Dáil debates

Wednesday, 25 April 2018

Nurses' and Midwives' Pay and Recruitment: Motion [Private Members]

 

2:50 pm

Photo of Mary Lou McDonaldMary Lou McDonald (Dublin Central, Sinn Fein) | Oireachtas source

I wish to extend a warm welcome to those who join us for this debate this afternoon. I commend my colleague, Deputy O'Reilly, on her ongoing work and advocacy in respect of this issue and on bringing forward this motion.

In recent weeks, I have travelled across the State and met nurses and their representatives. At each meeting, the story has always been the same. Our nurses are under severe pressure and strain because of the stress-cauldron working conditions within our underfunded and under-resourced health services. The majority of nurses are worn down by the conditions and overcrowding they face in our accident and emergency departments, on our wards and in our clinics. It does not end there. The scandalously poor level of pay does not allow nurses to meet the scandalously high cost of living in the Ireland of 2018.

This is particularly true for new entrants starting on a salary of €28,000. They must work for 12 years before reaching the dizzy heights of the top rate of €44,000. It is fair to say the nursing profession is not alone at a crossroads but potentially will be driven to its knees. Working as a nurse in this State has become such an unattractive proposition for significant numbers of final year nursing students that they have already indicated their intention to leave Ireland and move elsewhere for better pay and conditions. This is not just young or newly-qualified nurses. There is now a trend among highly experienced nurses to leave the health service out of necessity in order to earn better pay abroad.

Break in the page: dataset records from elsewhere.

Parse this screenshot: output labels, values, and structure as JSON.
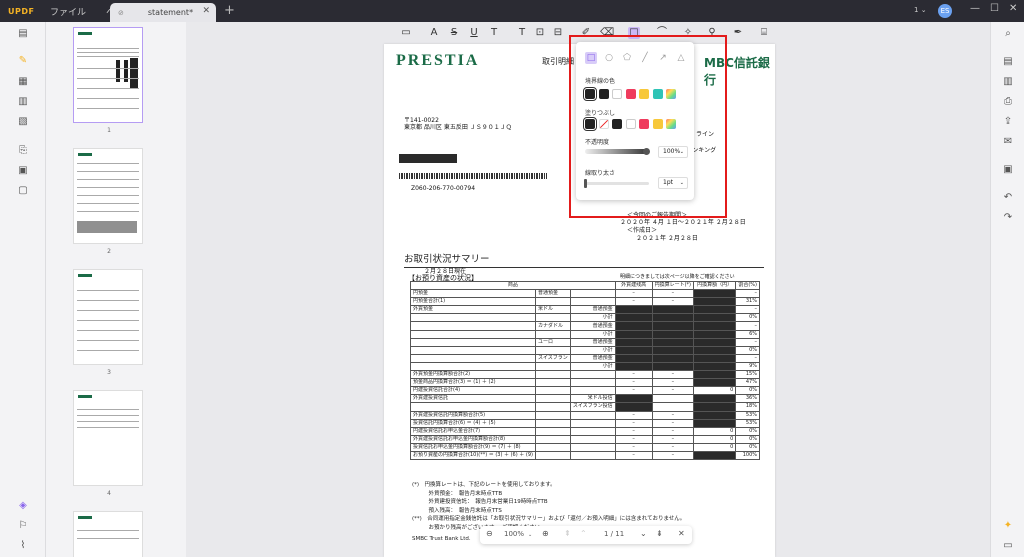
{
  "app": {
    "logo": "UPDF",
    "menus": [
      "ファイル",
      "ヘルプ"
    ],
    "tab_title": "statement*",
    "tab_close": "✕",
    "tab_add": "+",
    "user_count": "1",
    "avatar_initials": "ES",
    "win_min": "—",
    "win_max": "☐",
    "win_close": "✕"
  },
  "thumbnails": {
    "pages": [
      "1",
      "2",
      "3",
      "4"
    ]
  },
  "popup": {
    "border_color_label": "境界線の色",
    "fill_label": "塗りつぶし",
    "opacity_label": "不透明度",
    "opacity_value": "100%",
    "stroke_width_label": "線取り太さ",
    "stroke_width_value": "1pt",
    "border_colors": [
      "#222222",
      "#222222",
      "#ffffff",
      "#ef3b5d",
      "#f7c83a",
      "#2ec4b6",
      "#7a6cf0"
    ],
    "fill_colors": [
      "#222222",
      "none",
      "#222222",
      "#ffffff",
      "#ef3b5d",
      "#f7c83a",
      "#7a6cf0"
    ]
  },
  "document": {
    "brand": "PRESTIA",
    "doc_title": "取引明細",
    "bank": "MBC信託銀行",
    "postal": "〒141-0022",
    "address": "東京都 品川区 東五反田 ＪＳ９０１ＪＱ",
    "code": "Z060-206-770-00794",
    "right1": "ライン",
    "right2": "バンキング",
    "period_label": "＜今回のご報告期間＞",
    "period": "２０２０年 ４月 １日～２０２１年 ２月２８日",
    "created_label": "＜作成日＞",
    "created": "２０２１年 ２月２８日",
    "section_title": "お取引状況サマリー",
    "as_of": "２月２８日現在",
    "holdings_title": "【お預り資産の状況】",
    "holdings_note": "明細につきましては次ページ以降をご確認ください",
    "table_headers": [
      "商品",
      "外貨建残高",
      "円換算レート(*)",
      "円換算額（円）",
      "割合(%)"
    ],
    "rows": [
      [
        "円預金",
        "普通預金",
        "",
        "–",
        "–",
        "",
        "–"
      ],
      [
        "円預金合計(1)",
        "",
        "",
        "–",
        "–",
        "",
        "31%"
      ],
      [
        "外貨預金",
        "米ドル",
        "普通預金",
        "",
        "",
        "",
        "–"
      ],
      [
        "",
        "",
        "小計",
        "",
        "",
        "",
        "0%"
      ],
      [
        "",
        "カナダドル",
        "普通預金",
        "",
        "",
        "",
        "–"
      ],
      [
        "",
        "",
        "小計",
        "",
        "",
        "",
        "6%"
      ],
      [
        "",
        "ユーロ",
        "普通預金",
        "",
        "",
        "",
        "–"
      ],
      [
        "",
        "",
        "小計",
        "",
        "",
        "",
        "0%"
      ],
      [
        "",
        "スイスフラン",
        "普通預金",
        "",
        "",
        "",
        "–"
      ],
      [
        "",
        "",
        "小計",
        "",
        "",
        "",
        "9%"
      ],
      [
        "外貨預金円換算額合計(2)",
        "",
        "",
        "–",
        "–",
        "",
        "15%"
      ],
      [
        "預金商品円換算合計(3) ＝ (1) ＋ (2)",
        "",
        "",
        "–",
        "–",
        "",
        "47%"
      ],
      [
        "円建投資信託合計(4)",
        "",
        "",
        "–",
        "–",
        "0",
        "0%"
      ],
      [
        "外貨建投資信託",
        "",
        "米ドル投信",
        "",
        "",
        "",
        "36%"
      ],
      [
        "",
        "",
        "スイスフラン投信",
        "",
        "",
        "",
        "18%"
      ],
      [
        "外貨建投資信託円換算額合計(5)",
        "",
        "",
        "–",
        "–",
        "",
        "53%"
      ],
      [
        "投資信託円換算合計(6) ＝ (4) ＋ (5)",
        "",
        "",
        "–",
        "–",
        "",
        "53%"
      ],
      [
        "円建投資信託お申込金合計(7)",
        "",
        "",
        "–",
        "–",
        "0",
        "0%"
      ],
      [
        "外貨建投資信託お申込金円換算額合計(8)",
        "",
        "",
        "–",
        "–",
        "0",
        "0%"
      ],
      [
        "投資信託お申込金円換算額合計(9) ＝ (7) ＋ (8)",
        "",
        "",
        "–",
        "–",
        "0",
        "0%"
      ],
      [
        "お預り資産の円換算合計(10)(**) ＝ (3) ＋ (6) ＋ (9)",
        "",
        "",
        "–",
        "–",
        "",
        "100%"
      ]
    ],
    "notes": [
      "(*)　円換算レートは、下記のレートを使用しております。",
      "　　　外貨預金：　報告月末時点TTB",
      "　　　外貨建投資信託：　報告月末営業日19時時点TTB",
      "　　　預入残高：　報告月末時点TTS",
      "(**)　合同運用指定金銭信託は「お取引状況サマリー」および「還付／お預入明細」には含まれておりません。",
      "　　　お預かり残高がございます… ご確認ください。"
    ],
    "footer": "SMBC Trust Bank Ltd."
  },
  "bottombar": {
    "zoom": "100%",
    "page_indicator": "1 / 11"
  }
}
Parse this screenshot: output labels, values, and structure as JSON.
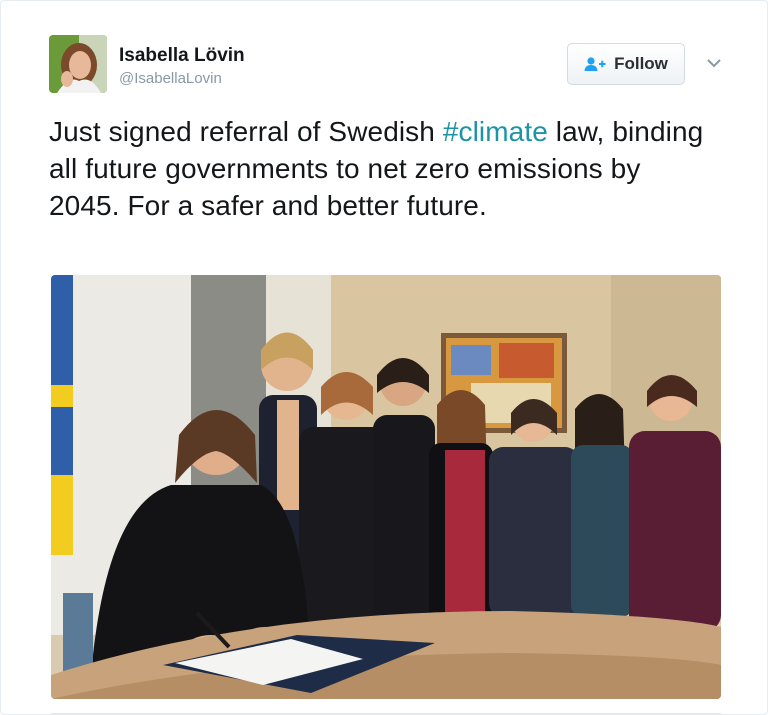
{
  "user": {
    "name": "Isabella Lövin",
    "handle": "@IsabellaLovin"
  },
  "follow_button": {
    "label": "Follow"
  },
  "tweet": {
    "text_before": "Just signed referral of Swedish ",
    "hashtag": "#climate",
    "text_after": " law, binding all future governments to net zero emissions by 2045. For a safer and better future."
  },
  "colors": {
    "hashtag": "#1b95a6",
    "follow_icon": "#1da1f2",
    "handle": "#8899a6"
  },
  "icons": [
    "follow-person-plus-icon",
    "chevron-down-icon"
  ]
}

The situation in our hospitals has been well rehearsed on the floor of the Dáil time out of number. We know it is often difficult to find cover for a nurse who is sick, even on a short-term basis. Under the Fine Gael Government, our nurses must choose between remaining at home with low pay and woeful working conditions or emigrating in search of something better. That is a damning indictment of the Government Front Bench and the position of the Minister for Health. Of course, the latter office was previously occupied by the Taoiseach.

4 o’clock

The unfairness towards, and mistreatment of, nurses is a direct result of the Government's policies. We remember Deputy Enda Kenny promising time and again that Fine Gael would end the hospital trolley scandal. So committed was Fine Gael to this promise that it became the message of a now infamous billboard campaign, its infamy having come about because the promise was not kept. In the time Fine Gael has been in charge, that promise has been smashed to smithereens. The crisis went from bad to worse as the baton was handed from Deputy Enda Kenny to the former Ministers, Senator Reilly and Deputy Varadkar, and now to the current Minister, Deputy Harris, who is in the driving seat.

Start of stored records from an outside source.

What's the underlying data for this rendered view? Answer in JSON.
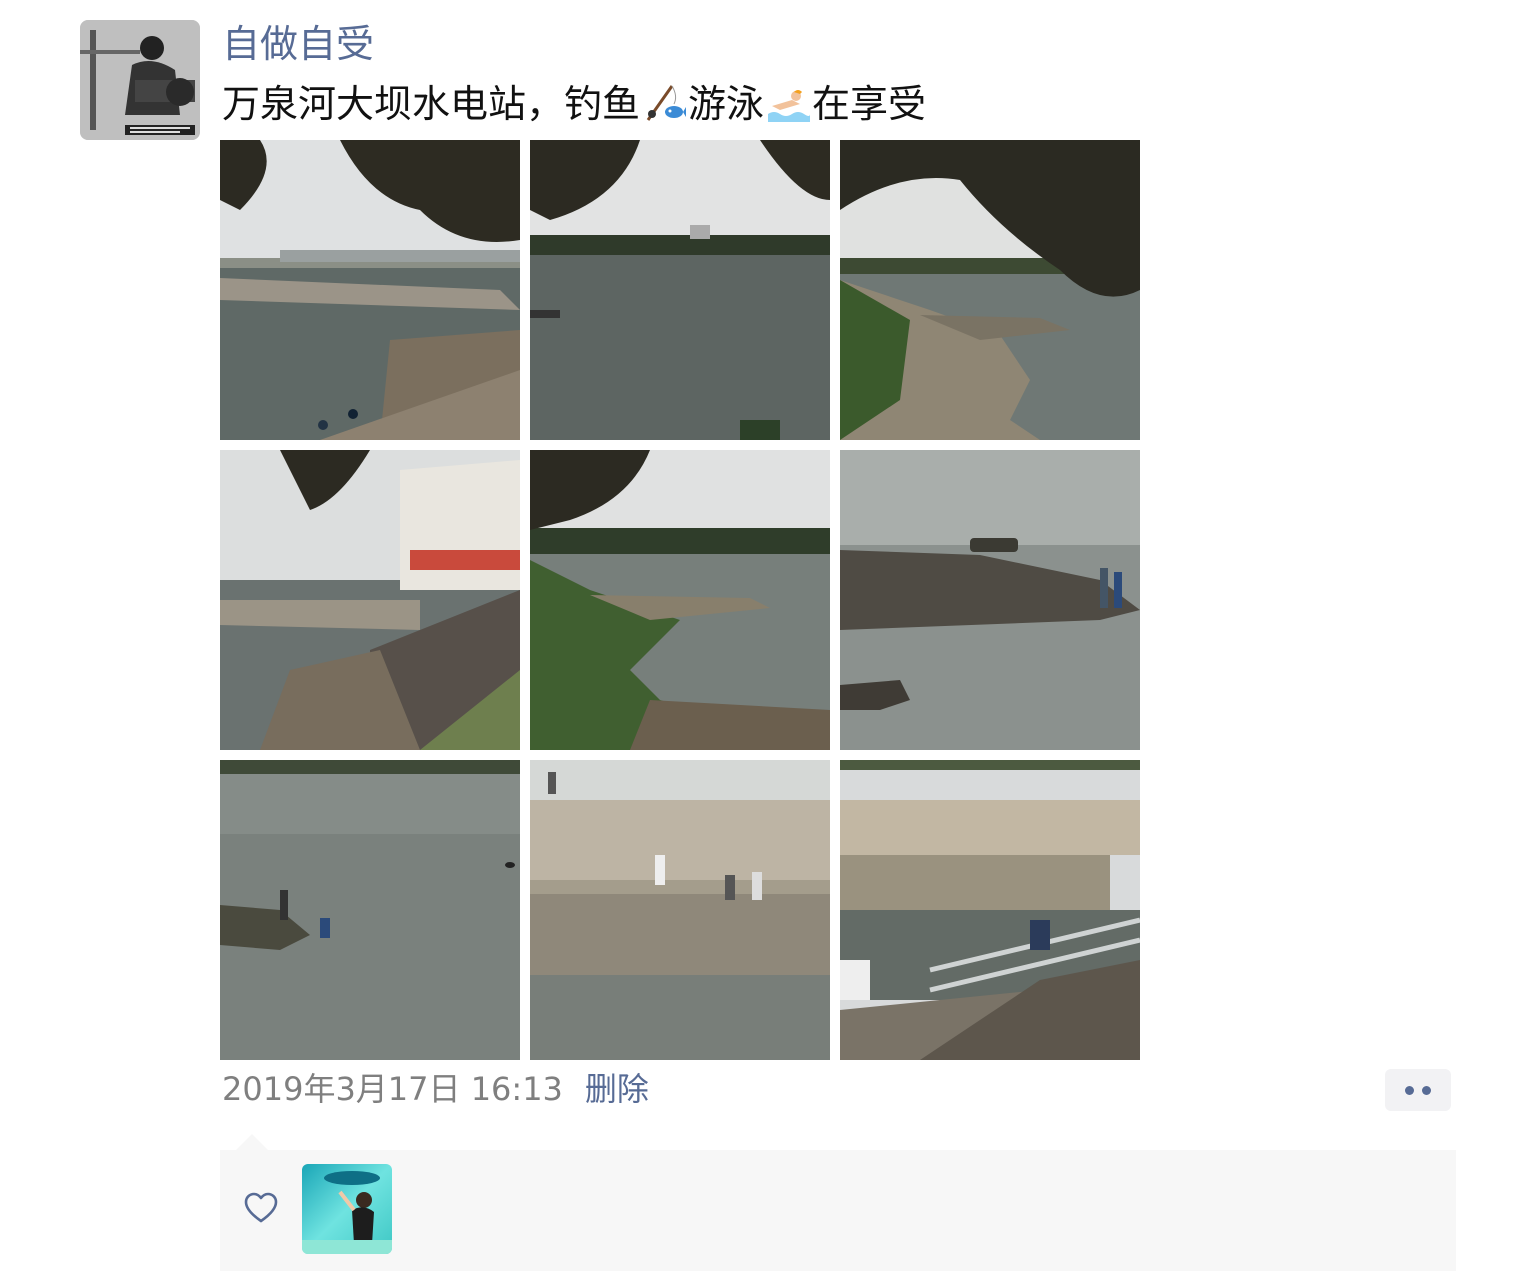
{
  "post": {
    "username": "自做自受",
    "text_part1": "万泉河大坝水电站，钓鱼",
    "text_part2": "游泳",
    "text_part3": "在享受",
    "emoji1": "fishing-pole-icon",
    "emoji2": "swimming-icon",
    "photo_count": 9,
    "timestamp": "2019年3月17日 16:13",
    "delete_label": "删除",
    "more_icon": "more-dots-icon"
  },
  "likes": {
    "icon": "heart-icon"
  },
  "colors": {
    "name_link": "#576b95",
    "timestamp": "#7f7f7f",
    "panel_bg": "#f7f7f7"
  }
}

Nurses are at the front line of our services. I am sure the Minister understands that bad working conditions, overcrowding, low morale and poor levels of pay are interconnected, one follows the other as sure as night follows day. What is particularly infuriating in the case of nurses is that, in my view, this is being done as a strategy to hollow out the public health service and make it more attractive for privatisation. The lives of nurses, their careers and aspirations, the well-being of their families and their ability to plan for the future are all sacrificed on the altar of this bad health policy.

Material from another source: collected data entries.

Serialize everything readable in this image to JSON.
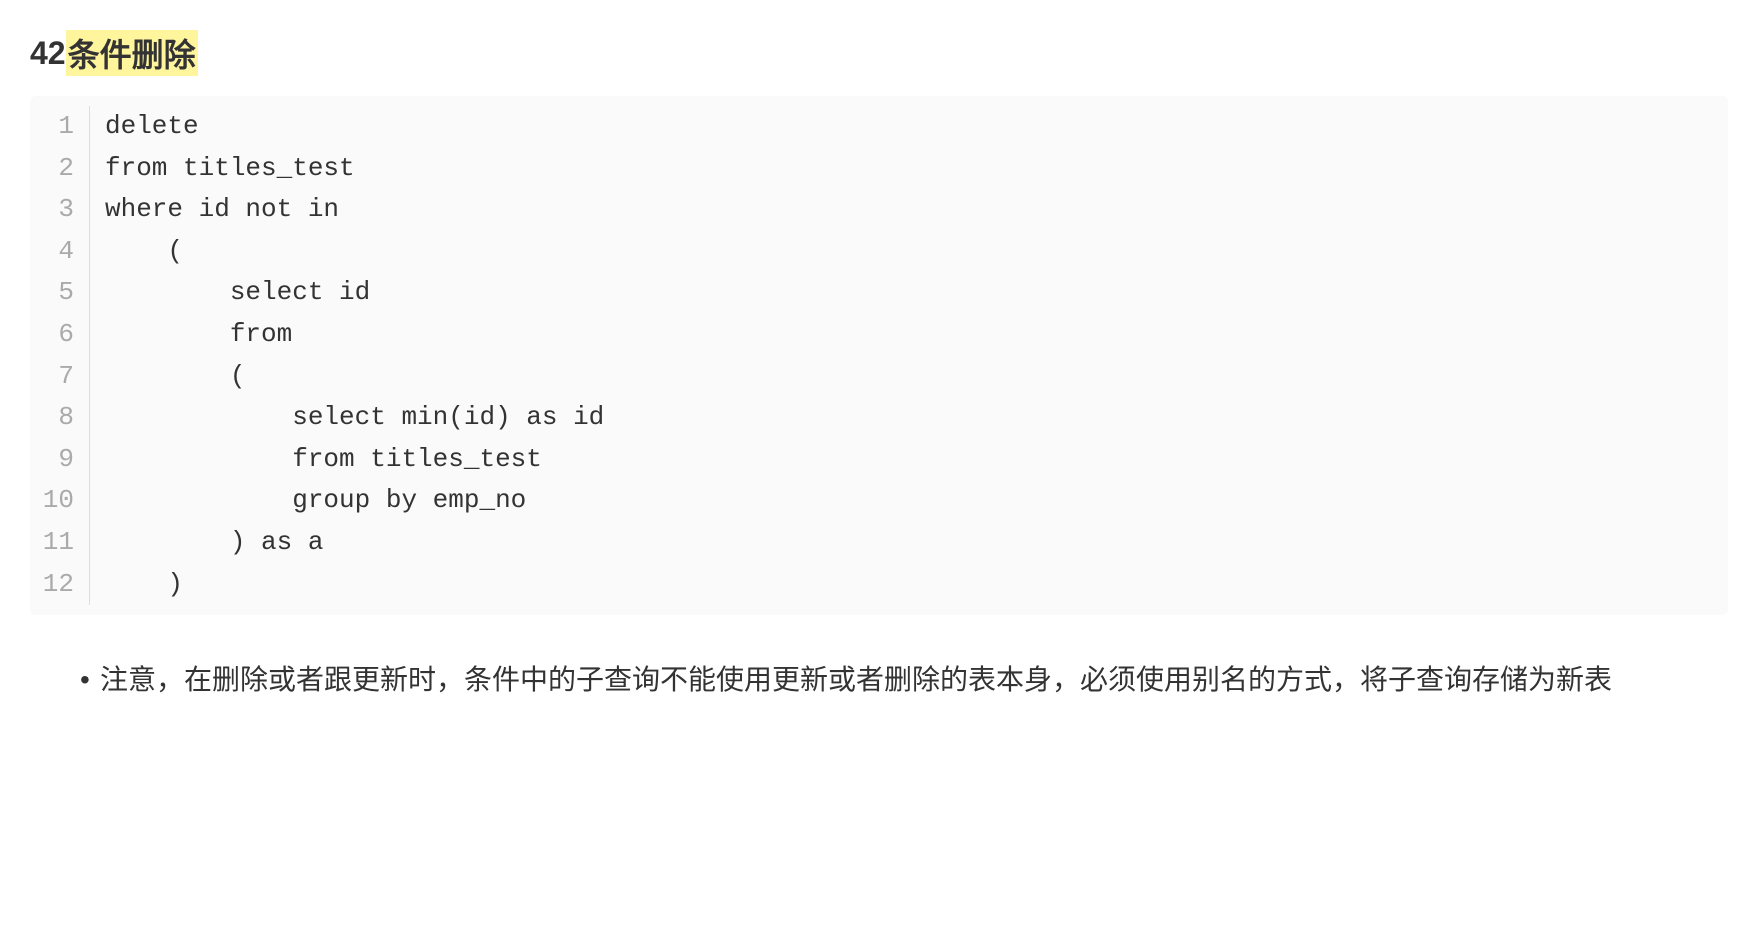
{
  "heading": {
    "number": "42",
    "title": "条件删除"
  },
  "code": {
    "lines": [
      "delete",
      "from titles_test",
      "where id not in",
      "    (",
      "        select id",
      "        from",
      "        (",
      "            select min(id) as id",
      "            from titles_test",
      "            group by emp_no",
      "        ) as a",
      "    )"
    ]
  },
  "notes": {
    "items": [
      "注意，在删除或者跟更新时，条件中的子查询不能使用更新或者删除的表本身，必须使用别名的方式，将子查询存储为新表"
    ]
  }
}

A stand-out theme from recent budgets has been the paltry level of investment of new money into the health services. We need a Government that will invest in the public health service to improve conditions and pay for nurses. Anything less than that is exploitation because not only do nurses get up early, they also go home very late but yet they are locked out of prosperity and opportunity. This must change. The Government has a duty to do right by those who treat our most vulnerable and our sick. The goodwill, talent and professionalism of nurses should never be taken for granted. Nurses deserve fair pay, good conditions and a fair future. As a first step to achieving this, I hope the Minister will not merely support this motion nominally but will grasp the initiatives outlined in it and make it happen.